Re: RFC on writel and writel_relaxed

From: Will Deacon <hidden>
Date: 2018-03-27 10:00:41
Also in: linux-rdma

On Tue, Mar 27, 2018 at 11:44:22AM +0200, Arnd Bergmann wrote:
On Tue, Mar 27, 2018 at 10:56 AM, Benjamin Herrenschmidt
[off-list ref] wrote:
quoted
On Tue, 2018-03-27 at 09:56 +0200, Arnd Bergmann wrote:
quoted
On Tue, Mar 27, 2018 at 12:27 AM, Jason Gunthorpe [off-list ref] wrote:

I'm pretty sure I've never seen
any bug reports pointing to a missing wmb() between memory
and MMIO write accesses, but if you remember seeing them in the
list, maybe you can look again for some evidence of something going
wrong on x86 without it?
The interesting thing is that we do seem to have a whole LOT of these
spurrious wmb before writel all over the tree, I suspect because of
that incorrect recommendation in memory-barriers.txt.

We should fix that.
Maybe the problem is just that it's so counter-intuitive that we don't
need that barrier in Linux, when the hardware does need one on some
architectures.

How about we define a barrier type instruction specifically for this
purpose, something like wmb_before_mmio() and have all architectures
define that to an empty macro?

That way, having correct code using wmb_before_mmio() will not
trigger an incorrect review comment that leads to extra wmb(). ;-)
Please don't add more barriers :)!
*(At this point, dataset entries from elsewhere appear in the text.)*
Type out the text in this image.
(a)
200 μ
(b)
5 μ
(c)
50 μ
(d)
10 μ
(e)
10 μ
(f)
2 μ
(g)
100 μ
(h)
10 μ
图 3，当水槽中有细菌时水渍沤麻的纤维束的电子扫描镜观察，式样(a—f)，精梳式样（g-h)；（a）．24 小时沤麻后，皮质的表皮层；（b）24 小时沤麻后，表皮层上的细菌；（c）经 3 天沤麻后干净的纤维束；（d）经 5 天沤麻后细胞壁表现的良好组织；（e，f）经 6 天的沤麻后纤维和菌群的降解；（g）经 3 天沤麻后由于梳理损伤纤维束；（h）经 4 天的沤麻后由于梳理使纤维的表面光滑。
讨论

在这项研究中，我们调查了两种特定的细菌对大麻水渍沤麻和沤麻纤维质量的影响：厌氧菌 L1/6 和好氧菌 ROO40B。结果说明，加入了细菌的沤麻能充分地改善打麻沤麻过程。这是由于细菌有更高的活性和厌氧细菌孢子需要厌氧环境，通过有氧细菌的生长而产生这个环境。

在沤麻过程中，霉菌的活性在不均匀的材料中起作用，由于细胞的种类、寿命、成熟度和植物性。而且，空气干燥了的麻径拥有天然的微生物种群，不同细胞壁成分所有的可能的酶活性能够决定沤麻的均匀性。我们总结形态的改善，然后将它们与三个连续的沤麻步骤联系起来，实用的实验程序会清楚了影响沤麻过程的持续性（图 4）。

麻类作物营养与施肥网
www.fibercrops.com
I think that will make it even more
difficult to understand how to use the ones we already have -- the problem
here seems to be that the documentation that was added for the dma_*
barriers got this wrong, but it was at least in contradiction with the
section elsewhere in memory-barriers.txt that describes the relaxed I/O
accessors.

I guess somebody could hack checkpatch to look for back-to-back wmb/writel
sequences? I suspect we could do something with coccinelle too.